In Mr. Ford’s view, success is defined as the elimination of wasted time during the manufacturing process, and it is ultimately contingent upon real, two-way communication between the architects and shop engineers.

I think Mr. Ford’s assessment is correct and also provides some clues into tangible steps that can be taken to ensure the lines of communication are open.

Initially, it’s important for building designers to know what they don’t know, meaning that before the inception of the design process, they need to understand the specifications and tolerances of what components can be manufactured at each facility under consideration and how those tolerances will affect the design process.

Transportation constraints and permitting issues should also be considered well in advance of design.

I would argue that these initial engagements should occur independently and in advance of any particular project.

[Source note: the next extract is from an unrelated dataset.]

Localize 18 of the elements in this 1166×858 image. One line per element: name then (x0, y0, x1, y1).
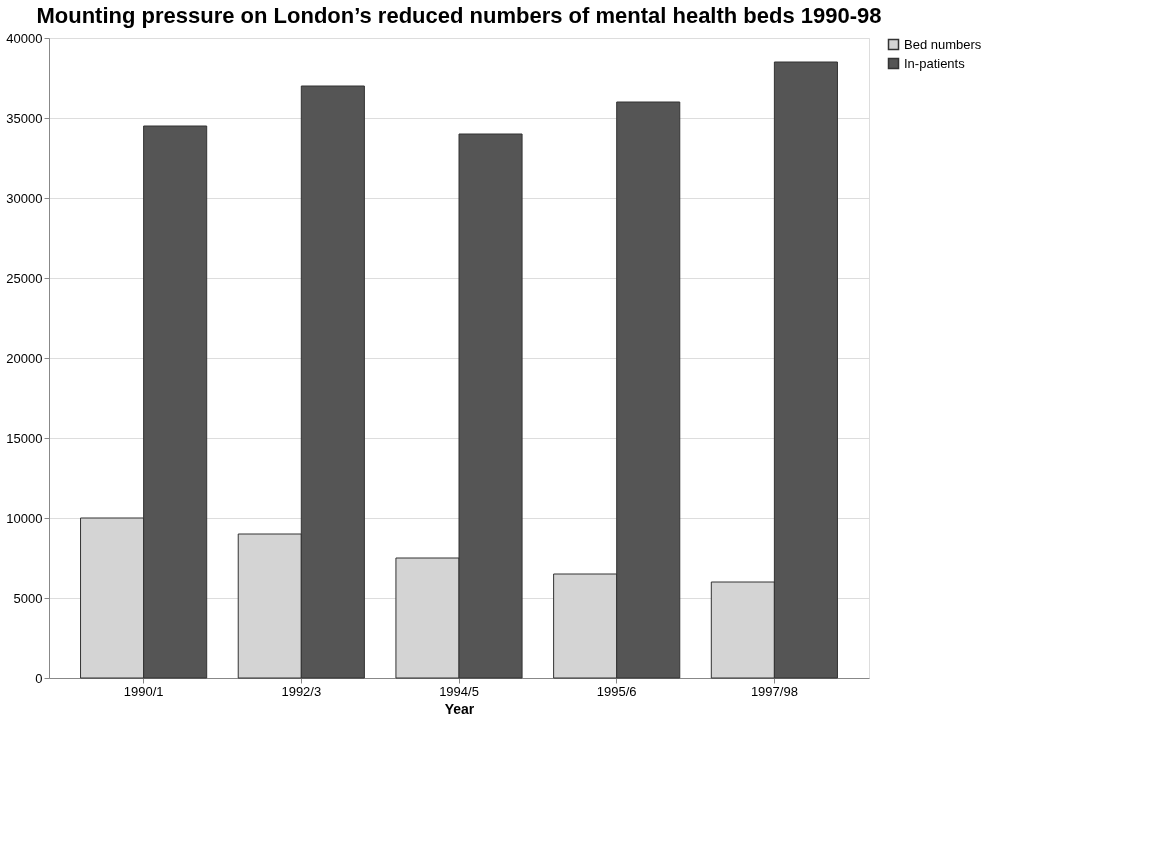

At the project level, deliberate engagement between the building design team and the factory engineers cannot be an afterthought. The parties should maintain a dialogue from the initial design discussions through the development and approval of shop drawings to ensure that the components being fabricated align with the overall design and that both teams are on the same page.

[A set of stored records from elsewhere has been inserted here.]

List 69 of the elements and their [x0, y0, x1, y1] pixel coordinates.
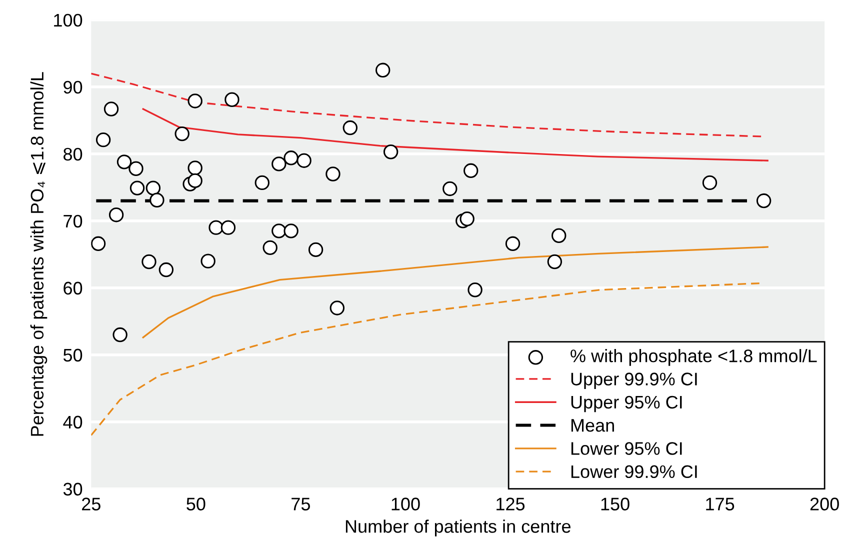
legend-label: Mean	[571, 419, 614, 432]
point	[188, 94, 202, 108]
point	[272, 224, 286, 238]
point	[91, 236, 106, 252]
point	[284, 224, 298, 238]
point	[130, 180, 145, 196]
point	[116, 154, 132, 170]
point	[308, 242, 324, 258]
point	[142, 254, 156, 270]
y-tick-label: 40	[63, 416, 82, 429]
x-tick-label: 25	[82, 498, 100, 510]
point	[547, 254, 562, 270]
point	[158, 262, 174, 278]
y-tick-label: 70	[64, 214, 82, 228]
point	[104, 102, 119, 116]
point	[220, 220, 236, 235]
point	[262, 240, 278, 256]
point	[756, 193, 772, 208]
x-tick-label: 50	[186, 498, 206, 510]
point	[326, 166, 340, 182]
point	[468, 282, 482, 298]
point	[174, 126, 190, 142]
y-tick-label: 50	[63, 348, 82, 362]
legend-label: Upper 99.9% CI	[571, 372, 697, 390]
point	[224, 92, 240, 107]
point	[552, 228, 566, 243]
legend-label: Lower 99.9% CI	[571, 465, 697, 478]
point	[188, 173, 202, 188]
point	[112, 327, 128, 342]
point	[383, 144, 398, 160]
y-axis-title: Percentage of patients with PO₄ ⩽1.8 mmol/L	[30, 72, 48, 436]
point	[464, 163, 478, 178]
x-axis-title: Number of patients in centre	[346, 520, 570, 536]
x-tick-label: 150	[601, 498, 630, 510]
point	[702, 175, 718, 190]
point	[150, 192, 164, 208]
point	[330, 300, 345, 316]
y-tick-label: 100	[54, 14, 82, 27]
point	[272, 156, 286, 172]
point	[128, 161, 144, 176]
y-tick-label: 60	[64, 282, 82, 295]
x-tick-label: 175	[706, 498, 734, 510]
point	[96, 132, 111, 148]
point	[208, 220, 224, 235]
point	[108, 208, 124, 222]
point	[188, 160, 202, 176]
point	[296, 153, 312, 168]
point	[284, 150, 298, 166]
x-tick-label: 100	[392, 498, 420, 510]
y-tick-label: 80	[64, 148, 82, 161]
line-series	[142, 108, 768, 162]
point	[146, 180, 161, 196]
point	[254, 175, 270, 190]
x-tick-label: 75	[292, 498, 310, 510]
line-series	[91, 72, 763, 138]
x-tick-label: 200	[810, 498, 839, 510]
point	[200, 254, 216, 268]
y-tick-label: 30	[63, 482, 82, 496]
x-tick-label: 125	[496, 498, 525, 510]
legend-label: Upper 95% CI	[571, 396, 682, 412]
point	[460, 212, 474, 226]
y-tick-label: 90	[64, 80, 82, 94]
point	[342, 120, 358, 136]
legend-label: Lower 95% CI	[571, 442, 682, 455]
point	[505, 236, 520, 252]
point	[442, 181, 458, 196]
point	[375, 62, 390, 78]
line-series	[142, 246, 768, 338]
legend-label: % with phosphate <1.8 mmol/L	[570, 349, 817, 366]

As projects move forward, it’s critical for the design, construction, and manufacturing teams to remain tightly coordinated to ensure that all aspects of the project are in sync.


Design and Process Automation

While the construction industry lags behind other sectors in technology adoption and digital transformation, investors are optimistic about the industry’s growth potential.

In 2021, a record $4.5 billion was invested into construction technology startups. These companies have the potential to become the foundation of a new movement toward industrialized construction.

On the design side, building information modeling (BIM) software can greatly accelerate and improve communication and coordination between architects, factory engineers, and contractors.

Vertex BD, for example, translates essential project information across all the disciplines involved in producing modules and panels for off-site construction. Our software can generate complete architectural drawings, shop/fabrication drawings, material reports, and manufacturing data from a single building model.

Production also stands to gain a great deal from new technologies, as innovations such as advances in robotics, process automation software, and 3D printing will increase returns on capital investments.

Embracing emerging construction technologies will enable the production facilities of the future to maximize productivity, further widening the efficiency gap between off-site and traditional construction.

Execution and Sound Management Are Still Critical

While technology will surely transform construction in the coming years, there is one axiom that I am sure will not change: Construction is about execution — finishing projects on time and within budget.

As Katerra attempted to build its own DfMA ecosystem, its performance in the field suffered. The company’s scheduling, quality control, and management challenges were significant enough to cause problems for any construction company — site built, DfMA, or otherwise.

The takeaway here is that execution is still the top priority in the construction business, and successful execution results from sound leadership, strong management, and efficient processes that are understood and correctly implemented at all levels of the organization.

DfMA Has Staying Power for a Reason

DfMA isn’t a new idea. It’s been around for decades. And while this approach still trails site-built construction in many markets, its staying power is a testament to the market forces that make it an increasingly attractive option.

Labor and materials will continue to increase in cost and scarcity, and site conditions will continue to be adversely affected by rain, snow, and all the other elements that make on-site construction riskier than manufacturing in a controlled setting.

I’m confident that the principles discussed here would be integral to ensuring the continued growth of DfMA, and I would love to hear your assessment.